"Pensei que iria morrer a todo momento”, diz um dos pilotos


Evandro Rodrigues e Rodrigo Frais, no momento em que desembarcaram no Aeroporto Marechal Rondon

O piloto Evandro Rodrigues de Abreu e o copiloto Rodrigo Frais Agnelli falaram, durante 15 minutos, com a imprensa nesta quinta-feira (30), após pousarem no Aeroporto Internacional Marechal Rondon, em Várzea Grande.

Ambos descreveram que os 40 dias em que estiveram desaparecidos foram vividos com "muito sofrimento".

Eles foram localizados em Guajará-Mirim (RO), cidade brasileira que faz divisa com a Bolívia.

"Não consegui pensar em computador ou celular. Só na minha família e em como conseguir voltar. Pensei que iria morrer a todo o momento", disse Evandro.

Os dois também descreveram como foi o tempo que passaram com os traficantes - segundo eles, brasileiros - que sequestraram o avião.

“Eram dois sequestradores e eram brasileiros. Apontaram armas para nós apenas na decolagem. Não fomos maltratados, nem verbal e nem fisicamente. Durante esse tempo, ficamos em rancho, casas, fazendas”, disse o piloto Evandro. 


"Eram dois sequestradores e eram brasileiros. Apontaram armas para nós apenas na decolagem. Não fomos maltratados nem verbal e nem fisicamente"
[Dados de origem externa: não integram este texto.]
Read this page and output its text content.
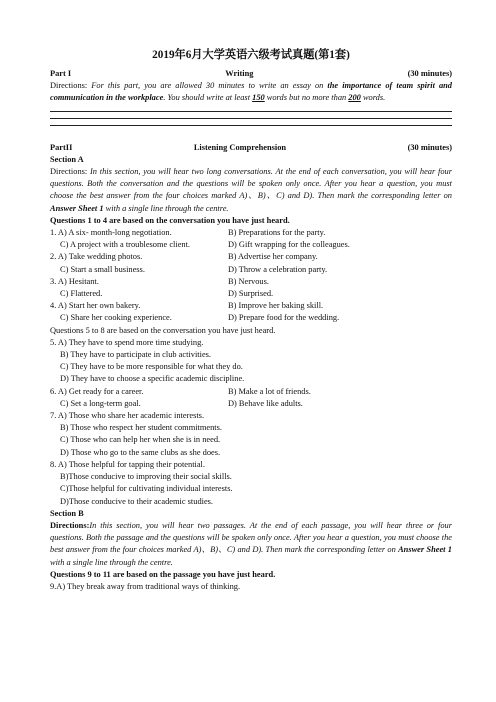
2019年6月大学英语六级考试真题(第1套)
Part I	Writing	(30 minutes)
Directions: For this part, you are allowed 30 minutes to write an essay on the importance of team spirit and communication in the workplace. You should write at least 150 words but no more than 200 words.
PartII	Listening Comprehension	(30 minutes)
Section A
Directions: In this section, you will hear two long conversations. At the end of each conversation, you will hear four questions. Both the conversation and the questions will be spoken only once. After you hear a question, you must choose the best answer from the four choices marked A)、B)、C) and D). Then mark the corresponding letter on Answer Sheet 1 with a single line through the centre.
Questions 1 to 4 are based on the conversation you have just heard.
1. A) A six- month-long negotiation.	B) Preparations for the party.
C) A project with a troublesome client.	D) Gift wrapping for the colleagues.
2. A) Take wedding photos.	B) Advertise her company.
C) Start a small business.	D) Throw a celebration party.
3. A) Hesitant.	B) Nervous.
C) Flattered.	D) Surprised.
4. A) Start her own bakery.	B) Improve her baking skill.
C) Share her cooking experience.	D) Prepare food for the wedding.
Questions 5 to 8 are based on the conversation you have just heard.
5. A) They have to spend more time studying.
B) They have to participate in club activities.
C) They have to be more responsible for what they do.
D) They have to choose a specific academic discipline.
6. A) Get ready for a career.	B) Make a lot of friends.
C) Set a long-term goal.	D) Behave like adults.
7. A) Those who share her academic interests.
B) Those who respect her student commitments.
C) Those who can help her when she is in need.
D) Those who go to the same clubs as she does.
8. A) Those helpful for tapping their potential.
B)Those conducive to improving their social skills.
C)Those helpful for cultivating individual interests.
D)Those conducive to their academic studies.
Section B
Directions:In this section, you will hear two passages. At the end of each passage, you will hear three or four questions. Both the passage and the questions will be spoken only once. After you hear a question, you must choose the best answer from the four choices marked A)、B)、C) and D). Then mark the corresponding letter on Answer Sheet 1 with a single line through the centre.
Questions 9 to 11 are based on the passage you have just heard.
9.A) They break away from traditional ways of thinking.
Ainda, segundo Evandro e Rodrigo, eles pediram para sair do cativeiro, prevendo que, durante negociação da venda do avião entre traficantes, algo poderia dar errado.

“A gente pediu para sair. Nisso, um dos sequestradores disse que era para gente seguir nosso coração e começamos nossa caminhada”, disse o copiloto Rodrigo. 

Após a liberação por parte do grupo, eles andaram cerca de três horas. “Andamos e não pedimos ajuda pra ninguém por medo. Ali é uma região só de traficantes. E se alguém soubesse que a gente estava saindo e quisesse fazer algo? Por isso, preferimos andar e pedir carona só depois de 50 km à frente”, contou Rodrigo. 


"No caminho, tivemos que parar várias vezes, porque não tinha água e estava muito quente. Descansávamos nas sombras que encontrávamos"

"No caminho, tivemos que parar várias vezes, porque não tinha água e estava muito quente. Descansávamos nas sombras que encontrávamos", explicou Rodrigo.

Interpol

O deputado estadual José Riva (PSD), dono do avião roubado, afirmou, durante entrevista no aeroporto, que a Interpol (Organização Internacional de Polícia Criminal) já teria sido avisada do provável local onde o King Air roubado estaria.

“Só não pega se não quiser”, afirmou o parlamentar.

Riva, assim como a esposa Janete e a família dos pilotos sequestrados, aguardaram no local a chegada de Evandro Rodrigues de Abreu e Rodrigo Frais Agnelli.

O deputado também afirmou à imprensaque o trabalho das polícias não surtiu efeito neste caso, pois as vítimas só conseguiram escapar por um desentendimento entre os sequestrados. 

Ainda conforme Riva, investigar um crime em solo estrangeiro é muito mais difícil.